いやそれはない。と頭をかくと、焦げた茶髪が頭に浮かんだ気がした。
それを言葉にするのを忘れ、イメージだけで伝えた
「あー、こんな感じ。」
はず。だった。
「え。壱自分のことタイプやったん?」
イメージの中でぼんやりと言ったつもりだった壱は、驚きでガバッと上半身を起こしたが酔いでその返事の主に雪崩れた。
「おぉう。大丈夫かいな。」
ふんわりと包まれた温かい腕に、ベロベロに酔っ払っていた壱はそのまま体を預けたまま放心していた。
「かず、お?」
「せやで。壱どんだけ飲んでるん。」
「なんでここに?」
「あー、そうさんが教えてくれてん」
「そう?」
やっと、ゆっくりと和夫の胸からはなれた壱は、いつの間にか隣に戻っていたそうを睨む。
「いっちーこわーい!」
「なにしてくれてんの。

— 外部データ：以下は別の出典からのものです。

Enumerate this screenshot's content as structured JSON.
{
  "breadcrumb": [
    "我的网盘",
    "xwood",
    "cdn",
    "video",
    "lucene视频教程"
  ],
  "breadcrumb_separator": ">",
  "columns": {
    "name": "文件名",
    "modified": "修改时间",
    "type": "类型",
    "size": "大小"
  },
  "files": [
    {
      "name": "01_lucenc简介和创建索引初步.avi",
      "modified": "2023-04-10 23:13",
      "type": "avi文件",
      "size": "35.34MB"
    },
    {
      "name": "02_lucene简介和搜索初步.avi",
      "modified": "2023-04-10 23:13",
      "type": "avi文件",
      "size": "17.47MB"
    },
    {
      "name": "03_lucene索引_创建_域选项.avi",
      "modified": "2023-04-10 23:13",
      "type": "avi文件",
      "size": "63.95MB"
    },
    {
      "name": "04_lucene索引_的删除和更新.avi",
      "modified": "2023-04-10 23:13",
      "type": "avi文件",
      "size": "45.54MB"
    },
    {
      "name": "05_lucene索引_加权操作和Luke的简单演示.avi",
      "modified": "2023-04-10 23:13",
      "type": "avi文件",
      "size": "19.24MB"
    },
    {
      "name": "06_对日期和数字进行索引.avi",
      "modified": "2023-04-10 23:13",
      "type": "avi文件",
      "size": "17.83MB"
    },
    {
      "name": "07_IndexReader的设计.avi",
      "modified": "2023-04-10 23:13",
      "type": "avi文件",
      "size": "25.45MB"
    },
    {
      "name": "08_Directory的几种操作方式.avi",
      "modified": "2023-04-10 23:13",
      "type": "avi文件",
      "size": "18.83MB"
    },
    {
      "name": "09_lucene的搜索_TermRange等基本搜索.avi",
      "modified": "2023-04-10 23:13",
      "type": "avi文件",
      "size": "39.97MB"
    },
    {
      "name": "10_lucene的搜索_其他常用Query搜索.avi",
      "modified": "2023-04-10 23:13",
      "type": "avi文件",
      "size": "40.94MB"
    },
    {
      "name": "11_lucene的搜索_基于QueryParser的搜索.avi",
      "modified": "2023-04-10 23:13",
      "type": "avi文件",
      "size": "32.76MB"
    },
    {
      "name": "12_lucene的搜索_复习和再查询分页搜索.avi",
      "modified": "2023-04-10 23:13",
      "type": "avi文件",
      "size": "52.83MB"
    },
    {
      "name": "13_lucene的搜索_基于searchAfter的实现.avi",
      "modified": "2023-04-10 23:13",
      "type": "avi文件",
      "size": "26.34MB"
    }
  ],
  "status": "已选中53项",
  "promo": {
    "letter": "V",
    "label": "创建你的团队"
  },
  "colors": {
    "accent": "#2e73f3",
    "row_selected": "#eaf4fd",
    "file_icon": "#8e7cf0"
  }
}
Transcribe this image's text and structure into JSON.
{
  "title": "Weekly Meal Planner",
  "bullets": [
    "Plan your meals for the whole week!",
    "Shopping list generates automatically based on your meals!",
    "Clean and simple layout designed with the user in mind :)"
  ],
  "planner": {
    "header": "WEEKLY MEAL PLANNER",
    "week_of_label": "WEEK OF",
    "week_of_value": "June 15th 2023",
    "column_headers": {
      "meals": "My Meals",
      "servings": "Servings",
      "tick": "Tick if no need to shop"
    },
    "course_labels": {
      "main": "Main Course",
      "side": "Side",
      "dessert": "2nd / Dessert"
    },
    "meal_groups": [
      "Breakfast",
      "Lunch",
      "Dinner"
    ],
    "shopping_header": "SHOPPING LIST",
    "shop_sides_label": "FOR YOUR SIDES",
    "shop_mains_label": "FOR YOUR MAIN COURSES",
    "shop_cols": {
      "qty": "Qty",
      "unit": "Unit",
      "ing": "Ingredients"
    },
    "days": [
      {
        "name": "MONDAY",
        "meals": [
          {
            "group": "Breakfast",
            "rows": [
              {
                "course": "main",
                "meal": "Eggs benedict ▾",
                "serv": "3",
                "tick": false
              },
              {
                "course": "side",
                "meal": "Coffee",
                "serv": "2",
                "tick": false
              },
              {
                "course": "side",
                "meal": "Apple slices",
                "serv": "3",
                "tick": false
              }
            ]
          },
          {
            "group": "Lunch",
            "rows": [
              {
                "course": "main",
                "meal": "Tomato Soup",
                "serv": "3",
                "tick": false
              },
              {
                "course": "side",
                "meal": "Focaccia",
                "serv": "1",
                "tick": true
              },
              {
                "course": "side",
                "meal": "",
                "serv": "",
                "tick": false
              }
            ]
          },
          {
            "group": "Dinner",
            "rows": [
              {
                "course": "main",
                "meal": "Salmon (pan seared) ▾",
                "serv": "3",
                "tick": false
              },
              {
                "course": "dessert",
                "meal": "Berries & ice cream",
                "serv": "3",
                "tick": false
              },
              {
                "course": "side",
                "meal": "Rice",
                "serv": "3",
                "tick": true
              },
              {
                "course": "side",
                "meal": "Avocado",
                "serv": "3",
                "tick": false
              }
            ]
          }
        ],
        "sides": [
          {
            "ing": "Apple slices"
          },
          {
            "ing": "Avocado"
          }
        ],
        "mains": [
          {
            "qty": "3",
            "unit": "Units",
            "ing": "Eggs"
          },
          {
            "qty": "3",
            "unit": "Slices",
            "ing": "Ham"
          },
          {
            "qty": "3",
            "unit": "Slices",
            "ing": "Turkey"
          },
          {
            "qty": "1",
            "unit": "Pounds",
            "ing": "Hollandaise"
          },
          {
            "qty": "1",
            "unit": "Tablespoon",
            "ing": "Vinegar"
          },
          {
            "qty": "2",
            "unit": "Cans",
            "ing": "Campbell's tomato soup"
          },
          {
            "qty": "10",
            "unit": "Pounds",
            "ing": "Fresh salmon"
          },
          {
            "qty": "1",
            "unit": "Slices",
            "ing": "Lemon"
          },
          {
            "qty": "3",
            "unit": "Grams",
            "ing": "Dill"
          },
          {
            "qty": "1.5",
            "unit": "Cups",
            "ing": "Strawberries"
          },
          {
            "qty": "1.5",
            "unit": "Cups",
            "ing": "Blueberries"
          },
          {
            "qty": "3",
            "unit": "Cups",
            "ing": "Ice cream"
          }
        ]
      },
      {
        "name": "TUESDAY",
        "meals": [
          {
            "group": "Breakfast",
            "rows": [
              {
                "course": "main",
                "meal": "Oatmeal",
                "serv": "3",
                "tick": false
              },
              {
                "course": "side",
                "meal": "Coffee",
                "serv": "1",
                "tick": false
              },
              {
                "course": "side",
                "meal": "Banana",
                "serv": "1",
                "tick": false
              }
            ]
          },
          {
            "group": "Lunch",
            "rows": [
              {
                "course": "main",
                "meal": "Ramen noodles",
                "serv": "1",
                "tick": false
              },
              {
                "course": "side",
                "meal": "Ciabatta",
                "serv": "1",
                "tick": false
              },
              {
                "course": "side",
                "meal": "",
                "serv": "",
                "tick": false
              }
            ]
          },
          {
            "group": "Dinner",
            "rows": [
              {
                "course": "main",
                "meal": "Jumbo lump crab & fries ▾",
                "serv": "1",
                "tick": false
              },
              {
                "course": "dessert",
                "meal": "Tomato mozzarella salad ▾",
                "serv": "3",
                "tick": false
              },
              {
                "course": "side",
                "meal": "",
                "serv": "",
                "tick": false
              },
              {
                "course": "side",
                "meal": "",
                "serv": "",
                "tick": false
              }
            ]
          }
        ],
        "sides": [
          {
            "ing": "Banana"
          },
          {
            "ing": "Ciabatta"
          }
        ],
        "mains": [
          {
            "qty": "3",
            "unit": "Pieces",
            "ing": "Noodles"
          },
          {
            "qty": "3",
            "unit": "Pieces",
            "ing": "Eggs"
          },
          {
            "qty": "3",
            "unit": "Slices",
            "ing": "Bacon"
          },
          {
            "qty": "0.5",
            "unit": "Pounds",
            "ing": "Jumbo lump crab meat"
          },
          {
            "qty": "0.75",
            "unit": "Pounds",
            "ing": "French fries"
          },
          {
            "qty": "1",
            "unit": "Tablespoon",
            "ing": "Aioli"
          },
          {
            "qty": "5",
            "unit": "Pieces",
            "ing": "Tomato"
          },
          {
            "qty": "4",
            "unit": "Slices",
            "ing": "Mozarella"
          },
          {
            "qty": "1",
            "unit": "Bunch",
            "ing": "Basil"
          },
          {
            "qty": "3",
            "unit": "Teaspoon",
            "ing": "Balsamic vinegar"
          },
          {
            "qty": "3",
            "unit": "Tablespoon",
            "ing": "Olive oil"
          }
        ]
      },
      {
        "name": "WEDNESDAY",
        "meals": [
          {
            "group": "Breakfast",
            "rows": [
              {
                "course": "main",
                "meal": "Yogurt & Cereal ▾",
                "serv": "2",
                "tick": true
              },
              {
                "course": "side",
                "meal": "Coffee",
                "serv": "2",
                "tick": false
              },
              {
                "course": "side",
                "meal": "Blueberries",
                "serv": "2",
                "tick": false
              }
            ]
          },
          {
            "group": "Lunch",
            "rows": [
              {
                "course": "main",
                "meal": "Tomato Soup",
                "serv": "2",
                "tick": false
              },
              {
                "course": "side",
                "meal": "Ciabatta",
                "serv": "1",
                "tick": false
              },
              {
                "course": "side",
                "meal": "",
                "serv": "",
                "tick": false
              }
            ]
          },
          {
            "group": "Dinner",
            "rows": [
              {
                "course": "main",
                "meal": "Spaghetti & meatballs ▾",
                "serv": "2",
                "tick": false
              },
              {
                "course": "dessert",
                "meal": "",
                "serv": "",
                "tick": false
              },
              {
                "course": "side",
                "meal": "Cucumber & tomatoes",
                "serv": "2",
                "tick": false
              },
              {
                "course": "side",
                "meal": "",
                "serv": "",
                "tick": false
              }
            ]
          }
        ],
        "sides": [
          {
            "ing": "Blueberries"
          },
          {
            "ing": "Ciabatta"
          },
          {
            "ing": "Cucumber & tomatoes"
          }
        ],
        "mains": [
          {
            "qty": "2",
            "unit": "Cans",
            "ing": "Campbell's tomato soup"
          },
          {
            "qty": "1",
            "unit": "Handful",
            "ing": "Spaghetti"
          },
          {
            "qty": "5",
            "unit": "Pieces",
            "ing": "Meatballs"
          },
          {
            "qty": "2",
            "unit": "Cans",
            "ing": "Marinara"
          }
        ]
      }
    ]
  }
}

」
「だって、別に壱は連絡先教えなくても僕が教えるのはいいでしょ?僕が呼んだんだから失礼な態度とらないの。」
カウンターに肘をつきなぎらグラスをカラカラとまわすそうを壱は睨みつけるが酔いのため直ぐに口角があがる。その顔を隠すように、左手で口元を覆う。
「よくねー。まぁ。なんだとりあえず来たんだし、テキーラのめ。」
自分なりに大人の対応というものをしてみたと思って得意げな顔をする壱に差し出されたショットグラスを和夫は受取り飲み干した。